Wat leerde u bij Deloitte?

‘Dat ik een duidelijke voorkeur heb voor mensen die inhoudelijk zijn, met hart voor de publieke zaak.’

Petra Oldengarm, directeur van Cyberveilig Nederland zegt: ‘AAN is een belangrijk initiatief van private en publieke partijen in het tegengaan van internetmisbruik. Inge is als medeoprichter en voorzitter de spin in het web. Ze is een belangrijk vrouwelijk rolmodel en hopelijk zorgt dat ervoor dat meer vrouwen kiezen voor cybersecurity. We kunnen wel wat meer diversiteit gebruiken.’

Zucht. ‘Weet je wat het is? Als er veel mensen naar je toekomen en zeggen dat je een meisje bent, ga je je ook zo voelen. Ja, je moet denk ik als vrouw twee zo goed presteren om gezien te worden als waardevolle collega. Maar ik vind een andere vorm van diversiteit belangrijker, wat ik dan maar even neurodiversiteit noem.’

Ze vertelt dat vorig jaar een van haar kinderen werd gediagnosticeerd met ADHD. ‘Toen ik mezelf ging testen, scoorde ik 120 procent.’ Dat inzicht werkte bevrijdend. ‘Ik snap nu beter waarom ik dingen anders doe en waarom ik me thuis voel in deze sector. In de cybersecurity zijn psychische stoornissen rijkelijk aanwezig. ADHD, mensen met autisme, dat vind ik heerlijk. Die mate van diversiteit vind ik belangrijker dan man-vrouwdiversiteit.’

Het is toch een feit dat u een van de weinige vrouwen bent op zo’n belangrijke positie?

‘Ja, en meer diversiteit komt de kwaliteit van oplossingen ten goede. Maar ik zou meer oog willen hebben voor andere vormen dan enkel man-vrouw.

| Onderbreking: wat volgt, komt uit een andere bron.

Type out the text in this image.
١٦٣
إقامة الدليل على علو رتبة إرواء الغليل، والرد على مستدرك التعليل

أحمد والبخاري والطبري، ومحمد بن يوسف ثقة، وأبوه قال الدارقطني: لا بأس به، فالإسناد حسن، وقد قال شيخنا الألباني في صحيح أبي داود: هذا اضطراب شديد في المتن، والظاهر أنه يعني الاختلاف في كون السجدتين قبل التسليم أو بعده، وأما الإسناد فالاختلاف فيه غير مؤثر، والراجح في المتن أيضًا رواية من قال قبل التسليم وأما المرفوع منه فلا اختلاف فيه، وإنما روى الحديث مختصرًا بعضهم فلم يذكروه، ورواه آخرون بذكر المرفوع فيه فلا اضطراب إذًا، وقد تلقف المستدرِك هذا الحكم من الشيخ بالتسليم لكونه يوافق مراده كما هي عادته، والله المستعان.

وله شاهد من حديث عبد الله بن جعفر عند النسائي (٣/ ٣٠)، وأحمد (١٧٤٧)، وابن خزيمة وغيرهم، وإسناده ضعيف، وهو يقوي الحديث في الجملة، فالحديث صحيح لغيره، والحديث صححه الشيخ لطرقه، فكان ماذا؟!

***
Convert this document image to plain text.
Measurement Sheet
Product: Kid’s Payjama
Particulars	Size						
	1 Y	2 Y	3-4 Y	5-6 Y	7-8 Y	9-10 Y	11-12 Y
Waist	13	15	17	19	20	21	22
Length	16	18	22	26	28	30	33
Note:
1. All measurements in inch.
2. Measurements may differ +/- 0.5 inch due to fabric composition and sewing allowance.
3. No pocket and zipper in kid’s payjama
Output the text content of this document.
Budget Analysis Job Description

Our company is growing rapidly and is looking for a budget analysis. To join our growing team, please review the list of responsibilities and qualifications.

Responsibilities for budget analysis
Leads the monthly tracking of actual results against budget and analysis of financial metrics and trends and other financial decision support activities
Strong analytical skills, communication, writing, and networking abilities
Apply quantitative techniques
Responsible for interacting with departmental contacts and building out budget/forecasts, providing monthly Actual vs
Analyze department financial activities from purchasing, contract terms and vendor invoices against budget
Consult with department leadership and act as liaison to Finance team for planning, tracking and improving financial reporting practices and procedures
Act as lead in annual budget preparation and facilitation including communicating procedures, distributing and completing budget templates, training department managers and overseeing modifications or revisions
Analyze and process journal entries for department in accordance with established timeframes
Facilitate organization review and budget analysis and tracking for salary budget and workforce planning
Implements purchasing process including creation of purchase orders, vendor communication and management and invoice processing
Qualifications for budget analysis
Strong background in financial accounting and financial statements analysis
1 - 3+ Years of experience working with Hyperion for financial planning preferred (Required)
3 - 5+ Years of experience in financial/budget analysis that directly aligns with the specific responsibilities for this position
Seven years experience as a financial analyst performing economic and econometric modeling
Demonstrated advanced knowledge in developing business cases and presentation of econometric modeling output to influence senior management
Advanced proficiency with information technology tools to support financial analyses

Ook bij de overheid. Leeftijd en dus de neurokant. Veel mensen die in de ict zitten, hebben een stoornis, ik ook. Dat is heel waardevol voor een complete blik.

‘De directie van NCC bestaat op mij na voornamelijk uit mannelijke Britten. Er was laatst een akkefietje en toen zei ik in een online meeting: ‘I feel screwed.’ Dat is niet hun manier van communiceren, maar we zijn er goed uitgekomen. Mijn ceo is echt een held. Tegenwoordig kondig ik in de directie aan: let op, ik ga nu iets zeggen wat jullie misschien raar vinden, maar ik zeg het toch. Dan is het fijn als je zo binair bent als ik.’

Wat merkt u van de ADHD?

‘Alles komt binnen. Ongefilterd.’ Lacht. ‘Maar het gaat ook ongefilterd weer naar buiten.’